When a patient presents at a body contouring consultation it’s essential to establish how realistic they are about their goals, and that they understand the commitment and investment that they will need to make from the offset as part of their treatment journey. The level of commitment differs between patients, indications and severity of those indications. However, patients could on average expect three to six treatment sessions over a three-to-six-month period using non-surgical methods, alongside a nutrition and exercise plan.

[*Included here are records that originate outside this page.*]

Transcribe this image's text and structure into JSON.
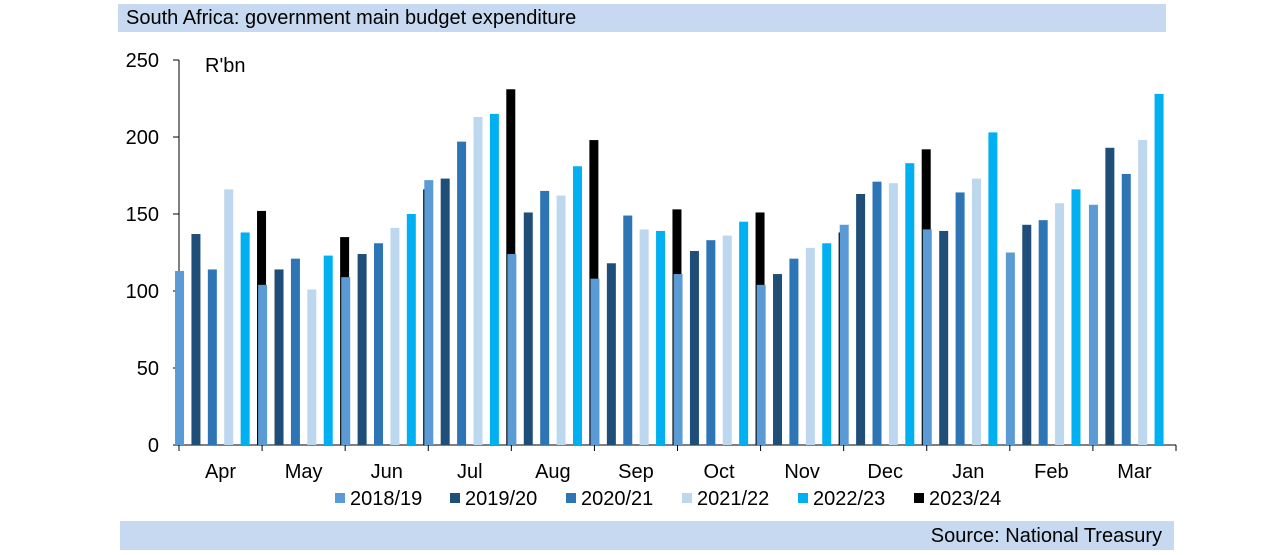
{
  "header": {
    "title": "South Africa: government main budget expenditure"
  },
  "footer": {
    "source": "Source: National Treasury"
  },
  "chart_data": {
    "type": "bar",
    "title": "South Africa: government main budget expenditure",
    "ylabel": "R'bn",
    "xlabel": "",
    "ylim": [
      0,
      250
    ],
    "yticks": [
      0,
      50,
      100,
      150,
      200,
      250
    ],
    "grid": false,
    "legend_position": "bottom",
    "categories": [
      "Apr",
      "May",
      "Jun",
      "Jul",
      "Aug",
      "Sep",
      "Oct",
      "Nov",
      "Dec",
      "Jan",
      "Feb",
      "Mar"
    ],
    "series": [
      {
        "name": "2018/19",
        "color": "#5b9bd5",
        "values": [
          113,
          104,
          109,
          172,
          124,
          108,
          111,
          104,
          143,
          140,
          125,
          156
        ]
      },
      {
        "name": "2019/20",
        "color": "#1f4e79",
        "values": [
          137,
          114,
          124,
          173,
          151,
          118,
          126,
          111,
          163,
          139,
          143,
          193
        ]
      },
      {
        "name": "2020/21",
        "color": "#2e75b6",
        "values": [
          114,
          121,
          131,
          197,
          165,
          149,
          133,
          121,
          171,
          164,
          146,
          176
        ]
      },
      {
        "name": "2021/22",
        "color": "#bdd7ee",
        "values": [
          166,
          101,
          141,
          213,
          162,
          140,
          136,
          128,
          170,
          173,
          157,
          198
        ]
      },
      {
        "name": "2022/23",
        "color": "#00b0f0",
        "values": [
          138,
          123,
          150,
          215,
          181,
          139,
          145,
          131,
          183,
          203,
          166,
          228
        ]
      },
      {
        "name": "2023/24",
        "color": "#000000",
        "values": [
          152,
          135,
          166,
          231,
          198,
          153,
          151,
          138,
          192,
          null,
          null,
          null
        ]
      }
    ]
  }
}
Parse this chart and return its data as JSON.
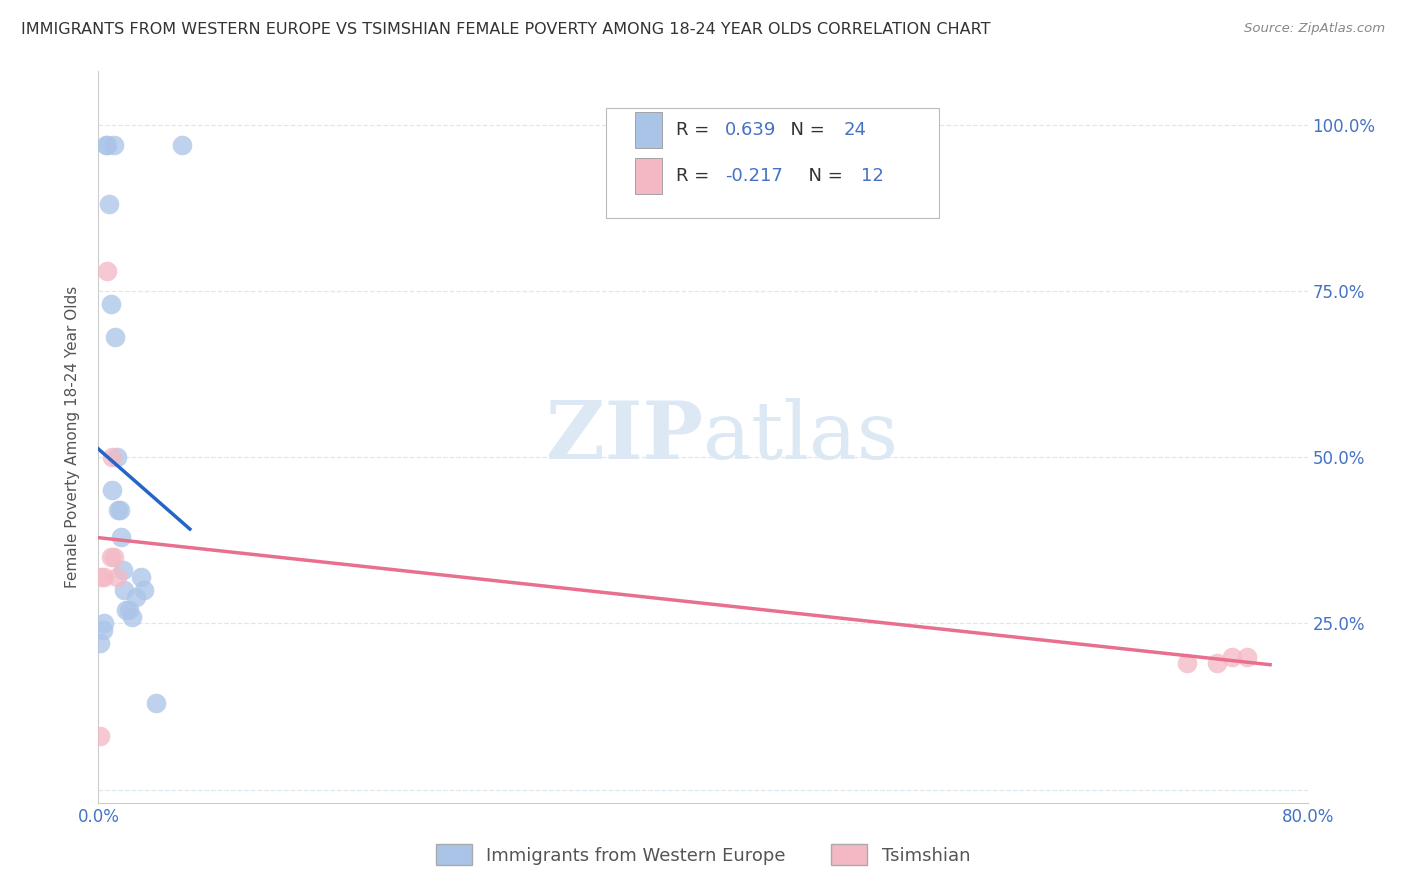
{
  "title": "IMMIGRANTS FROM WESTERN EUROPE VS TSIMSHIAN FEMALE POVERTY AMONG 18-24 YEAR OLDS CORRELATION CHART",
  "source": "Source: ZipAtlas.com",
  "ylabel": "Female Poverty Among 18-24 Year Olds",
  "xlim": [
    0.0,
    0.8
  ],
  "ylim": [
    -0.02,
    1.08
  ],
  "x_ticks": [
    0.0,
    0.1,
    0.2,
    0.3,
    0.4,
    0.5,
    0.6,
    0.7,
    0.8
  ],
  "x_tick_labels": [
    "0.0%",
    "",
    "",
    "",
    "",
    "",
    "",
    "",
    "80.0%"
  ],
  "y_ticks": [
    0.0,
    0.25,
    0.5,
    0.75,
    1.0
  ],
  "y_tick_labels": [
    "",
    "25.0%",
    "50.0%",
    "75.0%",
    "100.0%"
  ],
  "blue_R": 0.639,
  "blue_N": 24,
  "pink_R": -0.217,
  "pink_N": 12,
  "blue_label": "Immigrants from Western Europe",
  "pink_label": "Tsimshian",
  "blue_color": "#aac4e8",
  "pink_color": "#f4b8c4",
  "blue_line_color": "#2565c7",
  "pink_line_color": "#e8708e",
  "legend_text_color": "#4472c4",
  "watermark_color": "#dde8f5",
  "background_color": "#ffffff",
  "grid_color": "#dce8f0",
  "axis_tick_color": "#4472c4",
  "title_color": "#333333",
  "blue_x": [
    0.001,
    0.003,
    0.004,
    0.005,
    0.006,
    0.007,
    0.008,
    0.009,
    0.01,
    0.011,
    0.012,
    0.013,
    0.014,
    0.015,
    0.016,
    0.017,
    0.018,
    0.02,
    0.022,
    0.025,
    0.028,
    0.03,
    0.038,
    0.055
  ],
  "blue_y": [
    0.22,
    0.24,
    0.25,
    0.97,
    0.97,
    0.88,
    0.73,
    0.45,
    0.97,
    0.68,
    0.5,
    0.42,
    0.42,
    0.38,
    0.33,
    0.3,
    0.27,
    0.27,
    0.26,
    0.29,
    0.32,
    0.3,
    0.13,
    0.97
  ],
  "pink_x": [
    0.001,
    0.002,
    0.004,
    0.006,
    0.008,
    0.009,
    0.01,
    0.012,
    0.72,
    0.74,
    0.75,
    0.76
  ],
  "pink_y": [
    0.08,
    0.32,
    0.32,
    0.78,
    0.35,
    0.5,
    0.35,
    0.32,
    0.19,
    0.19,
    0.2,
    0.2
  ]
}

This should be discussed with the individual during the consultation process. As well as looking at the patient’s silhouette, it is crucial that practitioners adopt a holistic approach and treat every case on its individual merit, taking all factors including general health, nutrition, physical activity, genetic, medical co-morbidities and hereditary conditions into account. This is in addition to any life events such as pregnancy, and any weight fluctuations. So, you really need to be looking at the patient as a whole and considering their overall wellness. In my experience, patients that tend to have frequent weight variations and more inconsistent lifestyle factors require more counselling to achieve realistic expectations. This will give an overall synopsis of the patient and what treatment modalities are likely to work best for them resulting in the best patient outcome.
Body contouring continues to be a growth area within the aesthetics industry and a combination of surgical and non-invasive modalities are available to practitioners that work effectively on a wide range of indications including skin laxity issues, fat reduction, wrinkle reduction and cellulite reduction. Practitioners should research all available options, prioritise safety and efficacy and embark on a thorough, personalised consultation prior to agreeing patient treatment plans.